Cleveland Clinic, Cleveland, OH
Pedro C. Barata , Hamid Emamekhoo , Prateek Mendiratta , Dharmesh Gopalakrishnan , Vadim S. Koshkin , Allison Janine Tyler , Moshe Chaim Ornstein , Petros Grivas , Timothy D. Gilligan , Brian I. Rini , Christos Kyriakopoulos , Jorge A. Garcia
Background: D-ADT increases overall survival (OS) in men with mHSPC. All patients (pts) however progress and develop castration-resistant prostate cancer (CRPC). Little is known about response to subsequent therapy and outcomes in this setting. Methods: Retrospective analysis of consecutive mHSPC pts treated with ≥3 cycles of D-ADT at Cleveland Clinic and University of Wisconsin-Madison. We aimed to describe baseline, progression characteristics, treatment choices, sequence and outcome of subsequent therapy. Results: A total of 146 mHSPC pts were treated with D-ADT (6% 1-2 cycles; 94% ≥3 cycles). Final analysis included 136 pts, median age 65 (range 35-86), 65% GS≥8, 79% high-volume disease. Median number of D cycles was 6 (1-6). PSA declined to “0” at 12 and 24 months in 32% and 25% of pts, respectively. Median time to CRPC (biochemical, clinical or radiographic) was 19.6 months (95% CI, 16.6-22.6). 57 pts (42%) received ≥1 subsequent treatment after CRPC [46 hormonal therapy (HT) (21 abiraterone acetate, 19 enzalutamide, 6 ASN-001); 4 Sipuleucel-T; 4 radium-223, 5 chemotherapy (2 carboplatin-based, 2 cabazitaxel, 1 D); 3 temsirolimus/bevacizumab]. Treatment response was independent from time to CRPC (≥12 months, p = 0.264).
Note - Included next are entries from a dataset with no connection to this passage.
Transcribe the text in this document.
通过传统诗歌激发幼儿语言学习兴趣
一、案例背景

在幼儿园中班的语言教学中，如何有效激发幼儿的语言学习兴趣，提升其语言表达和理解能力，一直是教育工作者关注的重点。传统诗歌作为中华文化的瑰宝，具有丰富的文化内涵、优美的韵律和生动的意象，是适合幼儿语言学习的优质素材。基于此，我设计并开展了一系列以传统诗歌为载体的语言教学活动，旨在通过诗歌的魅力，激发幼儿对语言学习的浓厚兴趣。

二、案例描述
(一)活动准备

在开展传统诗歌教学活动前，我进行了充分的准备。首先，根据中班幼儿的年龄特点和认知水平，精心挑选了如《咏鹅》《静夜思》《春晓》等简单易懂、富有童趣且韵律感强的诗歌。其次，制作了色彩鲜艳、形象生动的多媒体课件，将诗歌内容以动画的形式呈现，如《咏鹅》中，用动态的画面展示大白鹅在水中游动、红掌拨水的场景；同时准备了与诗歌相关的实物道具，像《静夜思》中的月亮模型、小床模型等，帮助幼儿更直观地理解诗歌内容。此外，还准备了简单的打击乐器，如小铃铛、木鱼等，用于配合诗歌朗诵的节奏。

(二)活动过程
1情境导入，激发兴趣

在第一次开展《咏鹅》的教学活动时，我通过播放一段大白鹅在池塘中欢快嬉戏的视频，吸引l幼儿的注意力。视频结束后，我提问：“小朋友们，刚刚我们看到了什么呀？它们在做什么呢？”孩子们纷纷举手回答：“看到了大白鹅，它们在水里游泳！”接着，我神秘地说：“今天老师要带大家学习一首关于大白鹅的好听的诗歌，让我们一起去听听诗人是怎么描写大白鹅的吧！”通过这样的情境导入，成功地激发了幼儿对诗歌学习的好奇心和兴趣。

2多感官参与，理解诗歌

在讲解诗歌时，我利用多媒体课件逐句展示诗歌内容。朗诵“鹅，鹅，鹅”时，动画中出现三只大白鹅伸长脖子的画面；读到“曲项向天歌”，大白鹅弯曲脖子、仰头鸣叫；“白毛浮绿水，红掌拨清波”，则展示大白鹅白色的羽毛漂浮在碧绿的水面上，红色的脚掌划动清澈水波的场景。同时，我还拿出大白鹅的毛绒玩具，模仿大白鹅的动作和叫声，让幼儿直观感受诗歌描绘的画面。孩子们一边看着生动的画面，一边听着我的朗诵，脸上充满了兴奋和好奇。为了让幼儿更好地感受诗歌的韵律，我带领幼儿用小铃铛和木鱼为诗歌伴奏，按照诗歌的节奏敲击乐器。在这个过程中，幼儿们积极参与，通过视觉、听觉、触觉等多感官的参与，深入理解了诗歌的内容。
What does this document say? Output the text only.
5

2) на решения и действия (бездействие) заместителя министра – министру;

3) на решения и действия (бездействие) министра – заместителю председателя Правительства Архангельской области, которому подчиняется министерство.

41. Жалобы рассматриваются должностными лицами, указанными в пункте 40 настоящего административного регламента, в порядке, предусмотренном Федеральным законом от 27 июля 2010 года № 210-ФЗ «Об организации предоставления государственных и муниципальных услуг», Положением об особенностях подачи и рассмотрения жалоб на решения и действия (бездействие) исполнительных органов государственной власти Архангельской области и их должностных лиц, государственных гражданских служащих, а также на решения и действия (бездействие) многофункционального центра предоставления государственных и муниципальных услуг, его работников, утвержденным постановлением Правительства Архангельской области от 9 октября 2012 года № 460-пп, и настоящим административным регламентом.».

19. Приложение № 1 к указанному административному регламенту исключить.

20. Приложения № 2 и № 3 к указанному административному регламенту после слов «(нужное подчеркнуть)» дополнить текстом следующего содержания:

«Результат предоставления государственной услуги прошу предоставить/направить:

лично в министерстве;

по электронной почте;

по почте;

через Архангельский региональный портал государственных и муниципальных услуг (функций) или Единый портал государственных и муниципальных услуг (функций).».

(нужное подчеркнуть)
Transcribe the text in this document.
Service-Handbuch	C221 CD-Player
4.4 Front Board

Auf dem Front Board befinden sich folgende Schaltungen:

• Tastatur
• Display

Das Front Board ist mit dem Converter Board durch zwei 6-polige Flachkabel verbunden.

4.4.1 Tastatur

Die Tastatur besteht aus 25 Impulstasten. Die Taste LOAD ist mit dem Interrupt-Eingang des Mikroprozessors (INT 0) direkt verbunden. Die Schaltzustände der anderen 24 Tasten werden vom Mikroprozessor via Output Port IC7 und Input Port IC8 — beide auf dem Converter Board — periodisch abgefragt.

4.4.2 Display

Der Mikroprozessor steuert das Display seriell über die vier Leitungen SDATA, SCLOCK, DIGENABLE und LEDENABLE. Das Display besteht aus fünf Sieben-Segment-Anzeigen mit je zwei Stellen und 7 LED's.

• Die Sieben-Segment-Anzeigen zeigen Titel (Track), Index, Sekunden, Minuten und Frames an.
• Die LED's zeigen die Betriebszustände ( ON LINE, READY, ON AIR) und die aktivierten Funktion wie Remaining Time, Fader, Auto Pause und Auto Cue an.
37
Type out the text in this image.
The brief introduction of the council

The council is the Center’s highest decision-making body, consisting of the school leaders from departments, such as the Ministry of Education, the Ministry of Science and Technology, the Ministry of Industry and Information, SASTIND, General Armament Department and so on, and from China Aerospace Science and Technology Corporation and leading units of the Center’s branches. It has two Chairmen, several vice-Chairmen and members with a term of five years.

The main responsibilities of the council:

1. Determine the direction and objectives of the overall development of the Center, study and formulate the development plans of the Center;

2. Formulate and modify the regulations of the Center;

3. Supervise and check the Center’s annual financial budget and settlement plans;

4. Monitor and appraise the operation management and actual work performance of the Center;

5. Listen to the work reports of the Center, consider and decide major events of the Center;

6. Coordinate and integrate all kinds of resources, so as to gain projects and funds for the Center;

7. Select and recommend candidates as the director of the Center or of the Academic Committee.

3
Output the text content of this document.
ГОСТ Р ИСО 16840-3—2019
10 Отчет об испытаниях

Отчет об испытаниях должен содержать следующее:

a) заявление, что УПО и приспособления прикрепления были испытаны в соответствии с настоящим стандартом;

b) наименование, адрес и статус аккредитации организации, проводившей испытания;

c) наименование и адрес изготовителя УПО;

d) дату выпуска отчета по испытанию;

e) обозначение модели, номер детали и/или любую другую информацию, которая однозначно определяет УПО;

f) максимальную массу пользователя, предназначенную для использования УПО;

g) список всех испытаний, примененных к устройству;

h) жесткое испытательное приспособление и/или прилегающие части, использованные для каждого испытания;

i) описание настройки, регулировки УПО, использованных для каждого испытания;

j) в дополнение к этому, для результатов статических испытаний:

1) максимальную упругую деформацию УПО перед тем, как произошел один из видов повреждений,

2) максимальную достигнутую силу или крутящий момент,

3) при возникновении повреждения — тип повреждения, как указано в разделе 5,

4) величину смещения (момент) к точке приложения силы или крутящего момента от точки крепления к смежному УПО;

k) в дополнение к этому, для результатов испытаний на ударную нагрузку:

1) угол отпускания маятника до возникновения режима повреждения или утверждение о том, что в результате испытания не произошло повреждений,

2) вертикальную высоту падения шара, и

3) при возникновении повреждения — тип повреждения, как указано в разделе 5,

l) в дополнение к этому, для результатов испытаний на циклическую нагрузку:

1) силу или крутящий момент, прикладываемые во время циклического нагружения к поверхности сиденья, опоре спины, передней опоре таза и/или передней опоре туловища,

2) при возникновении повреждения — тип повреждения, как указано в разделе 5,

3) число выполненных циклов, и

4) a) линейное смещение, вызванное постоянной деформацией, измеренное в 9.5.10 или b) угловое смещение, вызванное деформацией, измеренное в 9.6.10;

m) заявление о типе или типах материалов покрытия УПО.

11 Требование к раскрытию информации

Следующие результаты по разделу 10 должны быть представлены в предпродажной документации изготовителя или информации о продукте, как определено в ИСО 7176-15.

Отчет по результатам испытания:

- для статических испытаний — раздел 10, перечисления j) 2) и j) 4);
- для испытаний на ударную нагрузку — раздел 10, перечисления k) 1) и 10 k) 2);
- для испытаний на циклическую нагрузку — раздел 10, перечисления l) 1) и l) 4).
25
Pts receiving HT as the first subsequent treatment had a median rPFS of 13.3 months (95% CI, 10.1-16.5) compared with 3.1 months (95% CI, 0-15.8) for non-HT (p = 0.332). Treatment choice was independent of GS (p = 0.513), visceral disease (p = 0.374) and time to CRPC (p = 0.500). Most CRPC pts treated with ≥2 lines of therapy received one HT (n = 21) followed by a different HT (43%), chemo (38%), radium-223 (14%) or olaparib (10%). 57% of pts were alive at 2 years. Longer OS correlated with time to CRPC (p = 0.010) and first subsequent treatment with HT (p = 0.009) but not with visceral disease (p = 0.258), GS (p = 0.599) or sequence of therapies received (HT/HT vs HT/non-HT, p = 0.836). Conclusions: Prior D-ADT did not preclude subsequent treatment response in CRPC pts, independent of time to CRPC. The choice of first-line treatment for CRPC may impact survival in favor of those who start HT.